Oysa nedir sürgün? Tarihi sürgünler ile dolu bir nesil olarak ne zamandan beridir sürgün kelimesine vâkıfız. İlahide, türküde terennüm ettiğimiz o büyülü kelime nerede ve ne şekilde duruyor.

Aslında “nedir sürgün” diye sorarak başımızı avuçlarımızın arasına alıp düşünmeye başlayınca geniş bir yelpazenin gönlümüzde açıldığını ve sürgün kelimesinin bir mühür gibi kalbimizin üzerine evvelden öylece basıldığını anlamaya başlıyoruz.  Düşünün ki medeniyetimiz bozuldu, kilometrelerce toprak kaybettik, birbirimize düştük, sünnetleri terk ettik, âlimlerimizi hapsettik… Her birimiz düşüncelerimizden sürgün edildi.

Belki düzelebilirdik, yeniden aslımıza dönebilirdik. Diyelim ki zaman  şöyle bir dokunmuştu, ya da tökezlemiştik yahut sendelemiştik. Her şey mümkündü… Sürgün defterini kapatabilir, sılaya yalın ayak sevinçle koşabilirdik. Sürgün yelpazemiz temizlenebilir, yaralar sarılır, gün gelip

“sürgün neydi” diyerek eskimiş bir kelimeyi yâd edebilirdik. Evet olabilirdi. Eğer ki sürgün kelimesi insanın kendisinin faili olduğu bir eylem olsaydı her şey olabilirdi. Lakin öyle değil işte! Sürgün kendi kendimize başlatıp bitirebileceğimiz bir eylem  değil. Sürgün başkasının bize biçtiği ceza… Ne hapis gibi süresi var ne idam gibi kesin bir sonu. Sürgün verilen cezaların en kötüsü belki de.
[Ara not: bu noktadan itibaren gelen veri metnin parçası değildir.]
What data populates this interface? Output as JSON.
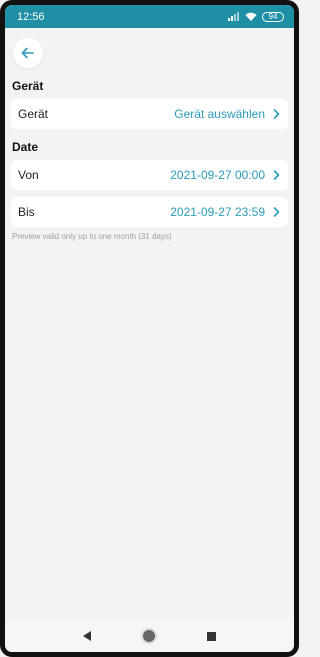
{
  "status_bar": {
    "time": "12:56",
    "battery": "94"
  },
  "sections": {
    "device": {
      "title": "Gerät",
      "row_label": "Gerät",
      "row_value": "Gerät auswählen"
    },
    "date": {
      "title": "Date",
      "from_label": "Von",
      "from_value": "2021-09-27 00:00",
      "to_label": "Bis",
      "to_value": "2021-09-27 23:59"
    }
  },
  "note": "Preview valid only up to one month (31 days)",
  "colors": {
    "status_bar": "#1f8fa6",
    "accent": "#2a9cba"
  },
  "icons": [
    "back-arrow-icon",
    "chevron-right-icon",
    "nav-back-icon",
    "nav-home-icon",
    "nav-recent-icon"
  ]
}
Belirsiz, vakitsiz, hüzünlü…

Diğer cezalar bedene dokunurken sürgün ruhu bir güz yaprağı gibi ezer avuçlarında. Sevdiğimizden uzaklaşmak demek değildir, sevdiğimizin bizi kendinden uzaklaştırması demektir. Kendimiz gitsek dönüşümüzü kurgular, vuslatı imar  edebiliriz. Ama  önderilmektir sürgün. Çağırılmamaktır. Yüz çevrilmektir. Unutulmaktır. İstenmemektir.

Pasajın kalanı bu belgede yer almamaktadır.